Cinema | July 6th, 2016
There is nothing quite like the experience of seeing silent films on a big screen with a live musical accompaniment and a receptive audience. The 40th Annual Summer Cinema Series at Minnesota State University Moorhead starts Monday, July 11 and will focus entirely on silent comedy this year.
Two evenings will spotlight feature films by Buster Keaton and Harold Lloyd, and two will be four-film anthologies of classic shorts by Charlie Chaplin and Laurel & Hardy.
All movies will have music scores performed live on the historic Wurlitzer pipe organ by members of the Red River Chapter of the American Theatre Organ Society.
The programs will be presented in Weld Hall’s Glasrud Auditorium every Monday night through August 1. Showtime is at 7:30pm with a pre-show concert at 7:15. Each film will be introduced by a regional film enthusiast. Admission is $4.00 per show.

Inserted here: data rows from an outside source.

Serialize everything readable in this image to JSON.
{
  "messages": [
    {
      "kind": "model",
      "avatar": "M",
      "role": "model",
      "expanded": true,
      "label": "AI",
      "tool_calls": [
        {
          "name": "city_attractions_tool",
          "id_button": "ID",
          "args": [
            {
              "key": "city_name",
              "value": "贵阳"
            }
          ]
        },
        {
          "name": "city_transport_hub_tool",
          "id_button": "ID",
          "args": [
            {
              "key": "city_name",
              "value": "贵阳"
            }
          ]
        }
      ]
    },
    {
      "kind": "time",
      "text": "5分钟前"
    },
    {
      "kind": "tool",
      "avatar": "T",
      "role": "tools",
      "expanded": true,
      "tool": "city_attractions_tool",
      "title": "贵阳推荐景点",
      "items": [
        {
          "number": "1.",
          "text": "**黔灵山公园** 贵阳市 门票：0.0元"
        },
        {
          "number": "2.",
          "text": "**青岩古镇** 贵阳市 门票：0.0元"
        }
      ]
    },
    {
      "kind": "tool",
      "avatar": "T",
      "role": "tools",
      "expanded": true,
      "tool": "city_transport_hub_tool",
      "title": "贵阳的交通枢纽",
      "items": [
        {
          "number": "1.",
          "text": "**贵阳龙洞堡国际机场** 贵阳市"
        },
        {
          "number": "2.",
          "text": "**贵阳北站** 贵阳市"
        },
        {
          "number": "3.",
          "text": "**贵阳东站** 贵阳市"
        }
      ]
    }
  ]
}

Lance Johnson will play the scores for the first two weeks and Dave Knudtson will score the last two weeks. Pre-show music will be performed by Ryan Hardy. I will be down in Moorhead to introduce the opening night program. The second week will be introduced by MSUM’s Dr. Anthony Adah, the third week by Dr. Chris Meissner, and the final week by Emily Beck.
After the last showing, as has been the tradition, audience members are invited to enjoy tasty treats in the hallway outside the auditorium.
Beginning the series on July 11 is Buster Keaton’s “Go West” (1925). This often underrated film stars Buster as a friendless drifter who decides to go out west to get some sort of job. He manages to find work on a ranch, where he makes a faithful new friend in the form of Brown Eyes the cow. Later he finds himself in the middle of a herd being shipped to the stockyard when the train is attacked by a rival rancher.
On Monday, July 18, will be a good variety of selected Charlie Chaplin shorts from his highly-regarded period at the Mutual Film Corporation during 1916-17. “The Vagabond” is especially notable as it was released 100 years ago this month (on July 10, 1916), and “The Rink” also marks its centennial this year.
In his seriocomic “The Vagabond,” Chaplin plays his familiar Little Tramp character, trying to help an abused gypsy girl played by long-time co-star Edna Purviance. “The Rink” splits its time between Chaplin as an inept waiter, later showing off his formidable (and hilarious) roller-skating talents on his lunch break.
“The Cure” (1917) is one of Chaplin’s funniest shorts, with his character at a sanatorium to kick his craving for alcohol, but brings along an abundant supply of liquor. It is a sort of follow-up to “One A.M.” (1916), where he played a wealthy drunk returning home and which was shown on last year’s Summer Cinema series.
In “The Adventurer” (1917), Charlie is an escaped convict who pretends to be a guest at a swanky dinner party until the police show up, resulting in a wild chase through the house. It was Chaplin’s final film for Mutual before moving on to First National studios.
Fan favorite Harold Lloyd returns to the Weld Hall screen on Monday, July 25 in his iconic and probably most famous comedy, “Safety Last” (1923). In this film he plays a small-town boy hoping to earn his fortune in the big city so he can marry his sweetheart (Mildred Davis, Lloyd’s real-life wife). In a promotional scheme he winds up climbing a building and dangling dangerously from a giant clock.
The final program of the summer is Monday, August 1, which will feature four short comedies by the beloved team of Stan Laurel and Oliver Hardy.
In “Love ’em and Weep” (1927) Stan and Ollie each appears as a supporting character before they became a team using their own names. It actually stars Jimmy Finlayson being blackmailed by Mae Busch, both of them Hal Roach Studio character comics who frequently appeared with Laurel and Hardy.
“Habeas Corpus” (1928) has the boys cavorting in a spooky cemetery as inept and easily-frightened grave-robbers hired by a mad scientist.
The next film they made was “We Faw Down” (1928), their first of several to be directed by comedy veteran Leo McCarey, with a plot that was later reworked in some of their later films, notably their famous “Sons of the Desert.”
Stan and Ollie plan to go to a poker game by telling their wives they have a business meeting, and then get side-tracked in the apartment of two young women until one of their boyfriends shows up.
In “Angora Love” (1929), their final silent film, the pair reluctantly adopt an affectionate pet goat but then have to hide it from the landlord of their apartment.